U Johna Higginsa cały czas widać powrót do formy. Szkocki snookerzysta wygrał swój mecz 6:2 z Matthew Stevensem. Być może ważnym punktem meczu był frejm czwarty, w którym Stevens mógł wygrać i doprowadzić do remisu 2:2. Jednak 61 punktów w podejściu było za mało, Higgins wbił resztę bil, uzyskał 62 punkty i frejma. Na przerwę zamiast 2:2 było 3:1 dla Higginsa. W drugiej sesji padł brejk 128 Szkota, a potem wpadł mu w ręce kolejny frejm i było 5:1. Stevens wygrał jeszcze jedną partię, ale w następnej partii Higgins dokończył spotkanie wygrywając je 6:2. Higgins zagra w 1/8 finału z Anthonym McGillem, który przegrywał już 1:4 z Nigelem Bondem, ale tym razem to on popisał się niezłym powrotem i wygrał 6:5.
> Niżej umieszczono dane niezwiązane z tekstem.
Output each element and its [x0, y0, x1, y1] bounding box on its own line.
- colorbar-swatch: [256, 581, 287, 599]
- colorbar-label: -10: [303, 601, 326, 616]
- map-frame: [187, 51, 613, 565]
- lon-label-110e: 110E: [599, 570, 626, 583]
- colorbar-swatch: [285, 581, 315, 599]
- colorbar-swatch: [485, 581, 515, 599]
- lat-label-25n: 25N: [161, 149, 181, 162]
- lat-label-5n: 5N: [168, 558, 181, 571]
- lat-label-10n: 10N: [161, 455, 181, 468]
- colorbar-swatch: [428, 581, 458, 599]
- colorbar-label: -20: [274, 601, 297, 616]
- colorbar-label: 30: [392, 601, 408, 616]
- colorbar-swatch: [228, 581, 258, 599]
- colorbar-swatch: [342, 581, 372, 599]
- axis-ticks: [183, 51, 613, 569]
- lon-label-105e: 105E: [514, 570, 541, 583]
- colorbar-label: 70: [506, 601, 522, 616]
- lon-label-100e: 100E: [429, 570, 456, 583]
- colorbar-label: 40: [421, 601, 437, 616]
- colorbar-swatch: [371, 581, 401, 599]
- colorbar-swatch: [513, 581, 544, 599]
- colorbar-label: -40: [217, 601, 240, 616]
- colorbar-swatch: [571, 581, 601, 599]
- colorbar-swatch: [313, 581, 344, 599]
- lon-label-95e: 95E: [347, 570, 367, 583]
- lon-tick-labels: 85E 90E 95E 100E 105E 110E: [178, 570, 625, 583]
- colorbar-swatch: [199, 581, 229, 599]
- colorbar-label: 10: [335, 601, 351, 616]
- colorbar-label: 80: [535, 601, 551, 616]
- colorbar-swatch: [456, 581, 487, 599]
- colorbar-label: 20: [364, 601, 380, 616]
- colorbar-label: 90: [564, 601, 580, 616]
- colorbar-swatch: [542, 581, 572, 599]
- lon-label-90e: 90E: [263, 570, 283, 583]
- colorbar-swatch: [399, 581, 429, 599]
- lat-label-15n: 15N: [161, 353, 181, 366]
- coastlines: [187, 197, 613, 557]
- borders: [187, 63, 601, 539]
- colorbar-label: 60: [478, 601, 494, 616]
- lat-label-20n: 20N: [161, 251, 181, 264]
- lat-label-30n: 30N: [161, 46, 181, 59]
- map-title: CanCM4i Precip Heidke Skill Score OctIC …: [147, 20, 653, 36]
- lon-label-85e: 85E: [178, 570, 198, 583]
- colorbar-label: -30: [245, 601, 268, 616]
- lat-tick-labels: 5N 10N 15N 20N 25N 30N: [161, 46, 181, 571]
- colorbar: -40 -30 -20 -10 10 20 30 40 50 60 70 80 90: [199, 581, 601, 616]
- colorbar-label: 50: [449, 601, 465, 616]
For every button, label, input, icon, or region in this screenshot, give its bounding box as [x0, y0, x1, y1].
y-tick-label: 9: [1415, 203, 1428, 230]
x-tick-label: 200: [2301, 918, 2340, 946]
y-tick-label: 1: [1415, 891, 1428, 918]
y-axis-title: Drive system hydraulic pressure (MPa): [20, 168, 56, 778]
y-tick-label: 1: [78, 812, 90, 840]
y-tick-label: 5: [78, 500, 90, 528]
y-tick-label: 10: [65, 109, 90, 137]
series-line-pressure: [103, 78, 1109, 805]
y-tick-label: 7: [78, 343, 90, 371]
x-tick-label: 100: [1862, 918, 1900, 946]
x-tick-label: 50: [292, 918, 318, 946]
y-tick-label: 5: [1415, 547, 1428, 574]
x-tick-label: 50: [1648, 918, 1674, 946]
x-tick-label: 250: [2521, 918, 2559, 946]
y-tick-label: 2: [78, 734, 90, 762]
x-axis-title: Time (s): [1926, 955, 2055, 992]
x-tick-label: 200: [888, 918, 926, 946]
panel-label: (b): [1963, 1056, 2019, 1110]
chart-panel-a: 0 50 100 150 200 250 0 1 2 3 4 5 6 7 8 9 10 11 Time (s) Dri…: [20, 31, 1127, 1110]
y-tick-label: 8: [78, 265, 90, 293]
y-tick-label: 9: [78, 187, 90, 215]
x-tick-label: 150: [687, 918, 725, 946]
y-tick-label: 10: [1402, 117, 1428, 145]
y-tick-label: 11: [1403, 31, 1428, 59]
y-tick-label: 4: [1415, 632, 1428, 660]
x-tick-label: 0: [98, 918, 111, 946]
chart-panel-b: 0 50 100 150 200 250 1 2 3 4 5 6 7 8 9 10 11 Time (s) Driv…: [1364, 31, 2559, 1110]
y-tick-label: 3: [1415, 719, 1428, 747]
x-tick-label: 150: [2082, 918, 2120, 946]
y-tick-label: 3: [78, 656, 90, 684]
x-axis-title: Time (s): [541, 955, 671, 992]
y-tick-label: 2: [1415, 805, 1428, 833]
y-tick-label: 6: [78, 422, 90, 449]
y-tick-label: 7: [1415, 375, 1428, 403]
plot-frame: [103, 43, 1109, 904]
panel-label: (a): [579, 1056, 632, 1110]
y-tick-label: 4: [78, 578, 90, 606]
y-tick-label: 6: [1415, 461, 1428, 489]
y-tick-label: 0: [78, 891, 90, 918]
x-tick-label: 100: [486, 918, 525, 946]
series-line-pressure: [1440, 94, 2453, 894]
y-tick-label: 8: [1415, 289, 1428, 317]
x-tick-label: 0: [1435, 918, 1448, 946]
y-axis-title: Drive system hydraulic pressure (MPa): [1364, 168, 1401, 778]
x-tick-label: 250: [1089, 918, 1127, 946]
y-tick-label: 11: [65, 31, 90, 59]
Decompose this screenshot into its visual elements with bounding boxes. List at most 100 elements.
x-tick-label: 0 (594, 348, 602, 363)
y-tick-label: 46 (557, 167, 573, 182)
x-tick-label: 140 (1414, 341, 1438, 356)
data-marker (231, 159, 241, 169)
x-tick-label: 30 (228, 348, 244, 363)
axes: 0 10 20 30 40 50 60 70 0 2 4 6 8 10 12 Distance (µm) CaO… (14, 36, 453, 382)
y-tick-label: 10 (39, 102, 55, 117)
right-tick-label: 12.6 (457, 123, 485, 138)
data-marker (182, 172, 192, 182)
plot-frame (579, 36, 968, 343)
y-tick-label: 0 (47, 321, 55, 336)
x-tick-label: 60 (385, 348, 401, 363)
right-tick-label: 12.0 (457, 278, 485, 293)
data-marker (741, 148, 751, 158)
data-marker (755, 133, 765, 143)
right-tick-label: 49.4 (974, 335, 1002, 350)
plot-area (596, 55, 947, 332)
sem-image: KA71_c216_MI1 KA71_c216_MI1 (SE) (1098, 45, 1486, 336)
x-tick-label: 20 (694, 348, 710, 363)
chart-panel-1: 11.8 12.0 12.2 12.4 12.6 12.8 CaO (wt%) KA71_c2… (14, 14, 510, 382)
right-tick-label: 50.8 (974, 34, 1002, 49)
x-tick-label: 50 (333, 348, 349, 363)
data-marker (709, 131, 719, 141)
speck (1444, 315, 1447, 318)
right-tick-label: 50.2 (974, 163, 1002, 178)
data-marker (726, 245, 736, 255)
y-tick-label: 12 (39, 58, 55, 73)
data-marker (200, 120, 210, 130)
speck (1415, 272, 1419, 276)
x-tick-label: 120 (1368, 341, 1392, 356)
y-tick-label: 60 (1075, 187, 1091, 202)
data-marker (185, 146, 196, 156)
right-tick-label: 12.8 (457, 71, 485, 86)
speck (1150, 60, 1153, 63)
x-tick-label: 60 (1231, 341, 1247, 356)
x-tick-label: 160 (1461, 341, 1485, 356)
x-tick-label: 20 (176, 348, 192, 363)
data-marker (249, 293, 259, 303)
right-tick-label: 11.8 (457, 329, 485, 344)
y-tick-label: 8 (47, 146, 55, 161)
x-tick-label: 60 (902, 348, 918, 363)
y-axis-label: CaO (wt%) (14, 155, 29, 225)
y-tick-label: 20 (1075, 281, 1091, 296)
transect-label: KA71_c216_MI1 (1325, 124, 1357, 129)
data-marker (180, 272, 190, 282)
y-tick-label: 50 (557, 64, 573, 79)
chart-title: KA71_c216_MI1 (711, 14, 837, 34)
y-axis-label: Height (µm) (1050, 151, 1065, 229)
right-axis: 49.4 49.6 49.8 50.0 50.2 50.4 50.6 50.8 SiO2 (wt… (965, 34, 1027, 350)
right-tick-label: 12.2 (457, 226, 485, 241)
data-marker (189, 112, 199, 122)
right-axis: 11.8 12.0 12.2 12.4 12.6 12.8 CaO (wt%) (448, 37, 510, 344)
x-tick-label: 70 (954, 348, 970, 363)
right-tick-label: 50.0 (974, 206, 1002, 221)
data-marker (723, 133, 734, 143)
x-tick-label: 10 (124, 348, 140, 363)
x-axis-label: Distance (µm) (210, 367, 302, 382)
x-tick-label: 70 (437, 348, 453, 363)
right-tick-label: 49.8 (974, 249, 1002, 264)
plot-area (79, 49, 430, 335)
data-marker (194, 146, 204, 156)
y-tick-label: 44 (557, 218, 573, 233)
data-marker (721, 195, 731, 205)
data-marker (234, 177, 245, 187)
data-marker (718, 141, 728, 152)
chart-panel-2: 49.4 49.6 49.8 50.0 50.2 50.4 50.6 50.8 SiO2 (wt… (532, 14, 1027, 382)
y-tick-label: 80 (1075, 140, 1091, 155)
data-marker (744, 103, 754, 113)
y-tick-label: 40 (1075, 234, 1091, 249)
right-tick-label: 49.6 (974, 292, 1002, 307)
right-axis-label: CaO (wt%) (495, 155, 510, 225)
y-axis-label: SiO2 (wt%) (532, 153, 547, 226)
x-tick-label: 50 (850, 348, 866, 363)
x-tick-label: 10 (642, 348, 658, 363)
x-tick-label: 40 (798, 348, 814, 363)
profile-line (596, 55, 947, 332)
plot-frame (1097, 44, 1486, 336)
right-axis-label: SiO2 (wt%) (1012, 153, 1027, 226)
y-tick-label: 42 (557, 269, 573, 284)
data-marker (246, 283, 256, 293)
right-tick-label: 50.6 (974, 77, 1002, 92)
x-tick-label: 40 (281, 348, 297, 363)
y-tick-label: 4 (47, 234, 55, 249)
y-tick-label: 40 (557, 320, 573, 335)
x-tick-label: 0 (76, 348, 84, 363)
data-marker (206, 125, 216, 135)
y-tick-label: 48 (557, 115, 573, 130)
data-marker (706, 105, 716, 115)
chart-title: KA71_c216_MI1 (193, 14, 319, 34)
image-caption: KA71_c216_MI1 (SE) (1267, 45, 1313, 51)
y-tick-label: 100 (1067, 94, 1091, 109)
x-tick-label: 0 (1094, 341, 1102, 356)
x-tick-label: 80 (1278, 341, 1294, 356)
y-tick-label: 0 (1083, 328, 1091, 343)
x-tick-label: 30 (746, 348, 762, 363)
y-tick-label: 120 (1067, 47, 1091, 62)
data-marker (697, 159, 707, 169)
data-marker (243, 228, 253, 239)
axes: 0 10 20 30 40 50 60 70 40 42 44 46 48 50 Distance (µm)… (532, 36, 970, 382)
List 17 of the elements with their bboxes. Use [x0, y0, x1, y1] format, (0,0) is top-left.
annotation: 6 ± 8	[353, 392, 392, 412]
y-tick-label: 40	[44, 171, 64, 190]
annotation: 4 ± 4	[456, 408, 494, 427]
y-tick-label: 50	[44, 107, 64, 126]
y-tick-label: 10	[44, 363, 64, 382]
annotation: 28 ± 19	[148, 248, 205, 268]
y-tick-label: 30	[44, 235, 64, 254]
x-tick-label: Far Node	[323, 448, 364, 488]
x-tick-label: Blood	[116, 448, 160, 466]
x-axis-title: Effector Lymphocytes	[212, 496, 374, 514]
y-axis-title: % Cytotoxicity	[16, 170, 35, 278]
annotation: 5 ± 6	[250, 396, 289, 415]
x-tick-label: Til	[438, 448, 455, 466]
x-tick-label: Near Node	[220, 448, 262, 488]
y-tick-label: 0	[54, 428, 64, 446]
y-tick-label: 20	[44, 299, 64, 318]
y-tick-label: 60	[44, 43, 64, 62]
W dobrej formie jest również Shaun Murphy. Zwycięzca niedawnego European Tour 4 pokonał Jacka Lisowskiego 6:4. Lisowski miałby większe szanse w tym spotkaniu, gdyby zaczął grać lepiej trochę wcześniej. Do momentu poprawy gry robił za dużo wbić, a jego odstawne pozostawiały wiele do życzenia. Początek meczu nie był zły - Lisowski wygrał pierwszą partię, ale później Murphy brejkami 81, 93 i 99 wypracował sobie dużą przewagę (4:1). Potem dwa kolejne frejmy snookerzyści podzielili między siebie, Lisowski doskoczył jeszcze na 5:3, a potem na 5:4. Ale to było wszystko na co Murphy pozwolił. Kolejnego frejma zapisał na swoim koncie i wygrał mecz 6:4.

Ricky Walden nie dał szans Kenowi Doherty'emu w wygranym 6:1 meczu. Zwycięzca International Championship zakończył jednostronny mecz dwoma "setkami" - 129 i 128. Dość łatwo do kolejnej rundy awansował też David Morris. Pogromca Marka Selby'ego pokonał 6:2 Davida Gilberta. Morris osiągnął po raz drugi w swojej karierze 1/8 finału UK Championship. Zagra teraz ze Stephenem Maguirem, który w bardzo dobrym stylu pokonał Marka Williamsa 6:2 (brejki 64, 80, 87, 90 i 132). Nie musiał się namęczyć również Neil Robertson, który Petera Ebdona pokonał 6:2 (brejki 74, 108, 84, 70, 78 i 65). Wspaniałą formę pokazał również Graeme Dott, który odprawił do domu Roberta Milkinsa 6:0 (trzy "setki" w meczu).